Figure 2Virtuous cycle feedback loops. Using existing results and materials to refine hypotheses and develop new insights can produce “virtuous cycles,” where the research efforts of today feed tomorrow’s discoveries. Figure 2 shows two kinds of such cycles that are implied by the ancillary study workflow described here. An ASMS can facilitate both types of cycles by smoothing the flow of information, enabling collaboration, simplifying workflows and allowing researchers to make the most of existing materials and information. (i) Full study cycle. The nine steps in the ancillary study workflow form a virtuous cycle that spans the full life of a study, from the first glimmer of an idea through publication. For simplicity, Figure 2 breaks these steps into three phases (study initiation, study execution, and results sharing).

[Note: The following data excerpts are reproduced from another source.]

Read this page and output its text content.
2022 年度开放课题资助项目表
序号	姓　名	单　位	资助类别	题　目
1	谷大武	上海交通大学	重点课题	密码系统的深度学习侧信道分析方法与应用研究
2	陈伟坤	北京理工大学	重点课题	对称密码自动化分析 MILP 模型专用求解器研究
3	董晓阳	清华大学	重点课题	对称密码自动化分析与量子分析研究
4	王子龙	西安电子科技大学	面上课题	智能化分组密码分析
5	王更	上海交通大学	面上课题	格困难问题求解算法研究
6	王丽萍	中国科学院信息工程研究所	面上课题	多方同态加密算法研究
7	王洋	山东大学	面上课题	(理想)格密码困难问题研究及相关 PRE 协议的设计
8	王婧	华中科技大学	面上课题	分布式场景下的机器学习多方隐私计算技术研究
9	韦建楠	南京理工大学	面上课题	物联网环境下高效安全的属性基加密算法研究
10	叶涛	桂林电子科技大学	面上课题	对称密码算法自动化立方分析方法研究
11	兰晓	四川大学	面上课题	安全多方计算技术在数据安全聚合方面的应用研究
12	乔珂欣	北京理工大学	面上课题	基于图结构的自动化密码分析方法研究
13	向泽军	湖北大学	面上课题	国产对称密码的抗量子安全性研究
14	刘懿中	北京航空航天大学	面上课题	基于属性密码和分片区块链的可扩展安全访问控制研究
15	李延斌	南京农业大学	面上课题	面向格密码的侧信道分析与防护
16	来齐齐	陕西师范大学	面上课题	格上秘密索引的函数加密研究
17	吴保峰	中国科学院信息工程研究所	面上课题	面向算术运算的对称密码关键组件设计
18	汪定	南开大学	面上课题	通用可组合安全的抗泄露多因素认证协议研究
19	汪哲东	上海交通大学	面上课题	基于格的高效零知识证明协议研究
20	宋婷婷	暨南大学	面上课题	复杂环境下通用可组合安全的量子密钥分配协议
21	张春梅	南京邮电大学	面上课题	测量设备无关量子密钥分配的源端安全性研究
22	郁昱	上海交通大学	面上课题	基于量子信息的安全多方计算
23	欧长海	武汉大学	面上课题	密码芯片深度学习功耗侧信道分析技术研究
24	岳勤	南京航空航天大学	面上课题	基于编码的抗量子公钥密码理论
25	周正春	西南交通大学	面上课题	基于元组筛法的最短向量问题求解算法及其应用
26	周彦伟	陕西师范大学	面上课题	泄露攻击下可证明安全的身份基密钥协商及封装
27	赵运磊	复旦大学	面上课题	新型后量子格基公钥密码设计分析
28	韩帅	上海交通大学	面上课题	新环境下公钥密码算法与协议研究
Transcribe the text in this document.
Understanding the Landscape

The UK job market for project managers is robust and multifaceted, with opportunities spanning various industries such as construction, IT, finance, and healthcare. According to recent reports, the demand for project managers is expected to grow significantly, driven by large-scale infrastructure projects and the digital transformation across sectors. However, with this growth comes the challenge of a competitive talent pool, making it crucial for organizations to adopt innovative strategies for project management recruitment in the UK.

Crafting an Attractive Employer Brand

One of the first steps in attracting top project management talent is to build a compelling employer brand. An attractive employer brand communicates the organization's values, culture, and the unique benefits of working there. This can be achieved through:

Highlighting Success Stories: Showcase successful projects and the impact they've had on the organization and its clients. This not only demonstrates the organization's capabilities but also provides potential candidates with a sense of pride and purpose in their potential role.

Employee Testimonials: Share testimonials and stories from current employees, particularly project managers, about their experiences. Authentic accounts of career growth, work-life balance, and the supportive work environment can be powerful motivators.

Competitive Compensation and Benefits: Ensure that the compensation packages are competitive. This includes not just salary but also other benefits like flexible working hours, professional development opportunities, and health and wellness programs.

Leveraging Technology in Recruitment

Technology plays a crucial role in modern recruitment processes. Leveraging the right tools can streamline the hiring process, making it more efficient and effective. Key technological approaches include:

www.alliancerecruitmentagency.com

These steps are roughly equivalent to those that form the “inner,” study-based loop in Kahn and Weng’s conceptual model for clinical research informatics [96]. In such cycles, published hypotheses and shared data from completed studies are used to generate future discovery cycles by providing inspiration and ingredients for follow-up studies. (2) Incremental review cycles. An ASMS can also facilitate smaller-scale virtuous cycles during all phases of an ancillary study. First and foremost, during the study initiation phase, the information and tools made available by an ASMS allow incremental refinement of hypotheses and study plans according to existing data, specimen availability, and consent limitations. During later phases of a study, an ASMS can make it easier to share and review new information as it is collected, allowing feedback of new insights into study investigations, operations, analyses, and conclusions. Of course, in-progress studies governed by clinical trial regulations will provide less scope for immediate use of this type of feedback than the kinds of pre-clinical, exploratory studies common among our collaborators.